All signs point to a more challenging fundraising environment this year, with faster fundraising cycles and supersized mega-funds. Are there going to be shifts in fund terms as 2022 progresses?
Here’s a round up of factors that could shape fund terms, based on industry reports and views from market participants.
Higher GP commitment
The level of general partner financial commitment to the fund is the top issue for LPs as far as terms or structure of a fund are concerned, according to Probitas Partners’ Private Equity Investor Trends for 2022 survey. This has increased to 66 percent, from 40 percent last year. For European respondents, the level of GP commitment was tied as an issue at 67 percent with a cap on fund size. Meanwhile, for Asian investors, GPs’ skin in the game was tied with the structure or inclusion of a key-person provision, both at 63 percent. As such, LPs are expecting GPs – especially mega-funds – to make even chunkier commitments to their own funds.

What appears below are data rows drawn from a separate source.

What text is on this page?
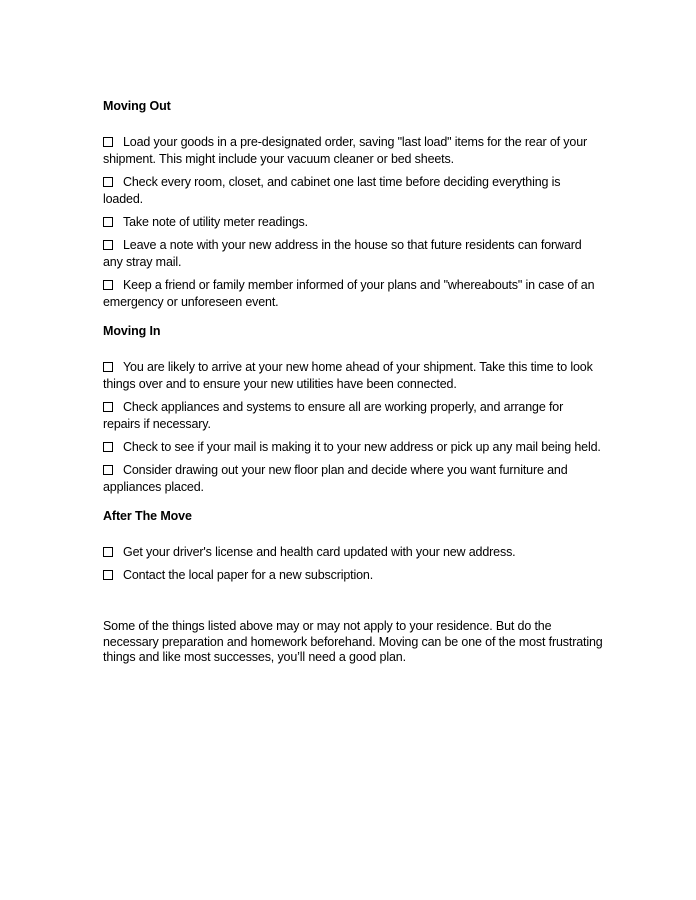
Moving Out
Load your goods in a pre-designated order, saving "last load" items for the rear of your shipment. This might include your vacuum cleaner or bed sheets.
Check every room, closet, and cabinet one last time before deciding everything is loaded.
Take note of utility meter readings.
Leave a note with your new address in the house so that future residents can forward any stray mail.
Keep a friend or family member informed of your plans and "whereabouts" in case of an emergency or unforeseen event.
Moving In
You are likely to arrive at your new home ahead of your shipment. Take this time to look things over and to ensure your new utilities have been connected.
Check appliances and systems to ensure all are working properly, and arrange for repairs if necessary.
Check to see if your mail is making it to your new address or pick up any mail being held.
Consider drawing out your new floor plan and decide where you want furniture and appliances placed.
After The Move
Get your driver's license and health card updated with your new address.
Contact the local paper for a new subscription.

Some of the things listed above may or may not apply to your residence. But do the necessary preparation and homework beforehand. Moving can be one of the most frustrating things and like most successes, you’ll need a good plan.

“We’re seeing many LPs’ capital budgets already full for 2022 with re-ups, so LPs will have to decide between re-upping with an existing manager or committing to a new manager, or possibly scaling down their commitment sizes,” says Ashley DeLuce, a vice-president in Callan’s private equity group.
“While we haven’t seen this impact fees or terms yet, we may start to see power shift back to LPs further into 2022, depending on the fundraising environment,” she adds.
Callan’s Private Equity Fees and Terms Study found that fees charged by buyout funds kept to the 2 percent norm, despite an increase in fund size in the last year. The average management fee for large buyouts was 1.61 percent, 1.87 percent for medium buyouts and 2 percent for small buyouts.
The level of detail into how GPs engage with LPs and go to market may be the difference between mission accomplished and mission failed.
“A fundraise is a 12- to 18-month process, and it’s more important than ever in a crowded market to plan every aspect of it with military precision – when you send out docs, when you get comments back, which LPs to engage with first,” Marco Masotti, who leads the private funds group at law firm Paul Weiss, tells Private Equity International.
Masotti adds that the most important thing for GPs is to design a process that factors in every contingency.
“It’s about moving the private placement memorandum in a crowded market from the bottom of the pile to the top of the pile. You do that with the relationship, with helpful terms – such as fee discounts and co-investment rights – and you do it with military precision.”
LP protections in first-time funds
More safety measures are being added to the limited partner agreements to ensure that LPs in first-time funds are protected. These include clearly defining the GPs’ time commitment to the fund product, bad leaver clauses and step-in rights – in which the fund’s largest investor will have the ability to step in and manage, or appoint a replacement manager – if there is a serious breach of agreement, said Gabriel Boghossian, a partner at law firm Stephenson Harwood, at Unigestion’s European Emerging Manager Summit in November.
The trigger for raising a successor fund is also higher for first-time managers, he added. LPs want to see the first-time manager invest the majority of capital, while more established managers might decide to come back to market when they’ve reserved about 75 percent of total commitments for future investments.
“When we’re talking about Ts and Cs, it’s as open as a football field,” Boghossian said.